The design of games has evolved a lot over the last few centuries, from structured play for children to interactive games made to engage adult players through sophisticated storytelling. The following stories trace modern gaming from toy building blocks and playgrounds through card and board games, cardboard playhouses and online play spaces.
Building Blocks: When Freidrich Froebel created the first Kindergarten in the early 1800s, one key to his new educational enterprise was a deceptively simple set of toys. These were no ordinary playthings, however — “games” played were based on lesson plans, designed to teach kids about how the building blocks of reality itself fit together and come apart. At a time when many children played with the leftover wood, wax and fabric scraps cobbled together into crude toys, Froebel began to design toys with a purpose. The legacy of these designs would shape the evolution of building blocks and playgrounds, but they would also more introduce a level of intentionality to the playing field.
Playing Cards: In the late 1800s, Fusajiro Yamauchi founded Nintendo Koppai, a gaming company that would eventually produce some of the world’s most popular and influential video game consoles. At the time, though, his venture was not an innovative technology endeavor. Instead, it tapped into a low-tech tradition of making and selling hand-crafted “flower cards.” Decks of these subversive cards were originally created to get around a strict and sweeping policy of Japanese isolationism, put in place to keep Western influence at bay.
Talking Boards: During and after the Civil War, people who had lost loved ones became enchanted with the idea of communicating with the dead. They came up with all different ways to contact the spirit world, including “talking boards.” Out of this era emerged the Ouija board, its name supposedly the result of asking the board itself what it wished to be called. From the late 1800s through the 1960s, the Ouija board was considered a source good and clean family fun. Then along came The Exorcist, a film in which the main character becomes possessed by the devil after playing with a Ouija board by herself.
Board Games: The Landlord’s Game, which preceded Monopoly, was designed to illustrate the benefits of Single Tax theory as proposed by Henry George. The game’s creator, Lizzy Magie, patented it in 1904 and included two sets of rules. In one rule set, ruthless monopolists attempted to crush one another. In the other set, building up properties benefited everyone on the board. The goal was to illustrate the benefits of a more egalitarian economic system. Of course, most players are only familiar with one set of rules — one side of the story.
Arcade Games: After more than 80 years of illegitimacy, the City of Oakland officially legalized pinball machines in 2014. Like playing cards, early versions of these ubiquitous gaming devices were widely used for gambling, in part due to their initially skill-free design. In the early 1900s, more and more laws were enacted to make pinball gambling harder. Manufacturers would try to circumvent these laws with labels that said “FOR AMUSEMENT ONLY: no prizes no wagering.”
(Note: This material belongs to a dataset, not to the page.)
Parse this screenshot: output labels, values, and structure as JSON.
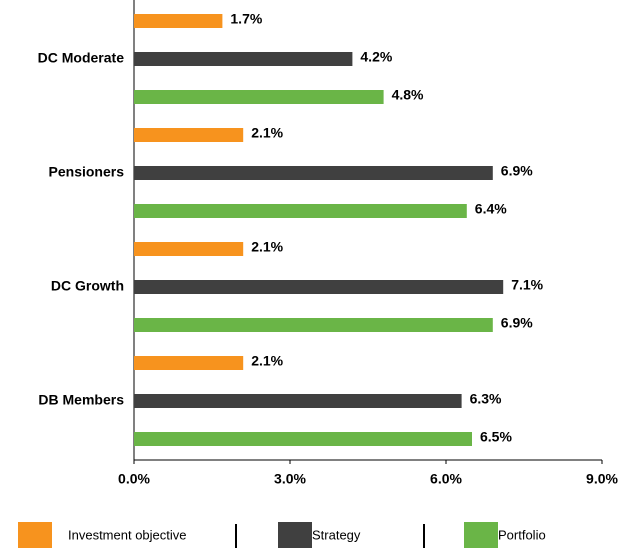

Cardboard Playspaces: Cardboard revolutionized the packaging industry. This new material allowed for the construction and distribution of cheap, light, flat-pack boxes that could be assembled and shipped on demand, enabling companies to bring distribution in-house. In parallel, though, cardboard had a less obvious but powerful and lasting impact on the realm of creative childhood construction. One pair of famous mid-century designers in particular recognized the play value of cardboard boxes and sought to capitalize on it.
Card Games: From Dungeons & Dragons to World of Warcraft, the incorporation of elaborate stories has become a key element of many modern games. Magic: The Gathering, for instance, has a deep mythology about an infinite number of parallel worlds. Eric Molinsky of Imaginary Worlds examines how this particular handheld card game has survived the onslaught of competition from digital games and how its designers continue to create a sense of story and engage in world-building within a non-sequential card game.
Online Games: A few months before the end of a world, players began saying their goodbyes. The massive multiplayer Sims Online, one of the most popular computer games ever made, was going to go dark. When EA Games pulled the plug on its servers, bits and pieces of the world started disappearing. The environment began to disintegrate. The texture on the trees flickered. All the people froze and blinked out of existence. The last thing they saw was a blue pop up window: “Network Error — Lost server connection.”
Universal Gaming: Even in an era of online, augmented and virtual reality gaming, escape rooms are on the rise and physical toys persist. Over time, early wood building blocks gave way to modular Lincoln Logs, interconnected Tinker Toys and plastic LEGO bricks that snap together, each representing a flexible world of creative potential. Each of these, though, was also largely independent of the others, at least until the advent of the Free Universal Construction Kit, a nifty system which quite literally ties them all together. For fans of toys or toy history, this system offers a chance not just to tie different toys together but also to educate kids about more intangible connections between past and present modes of play, linking old and new.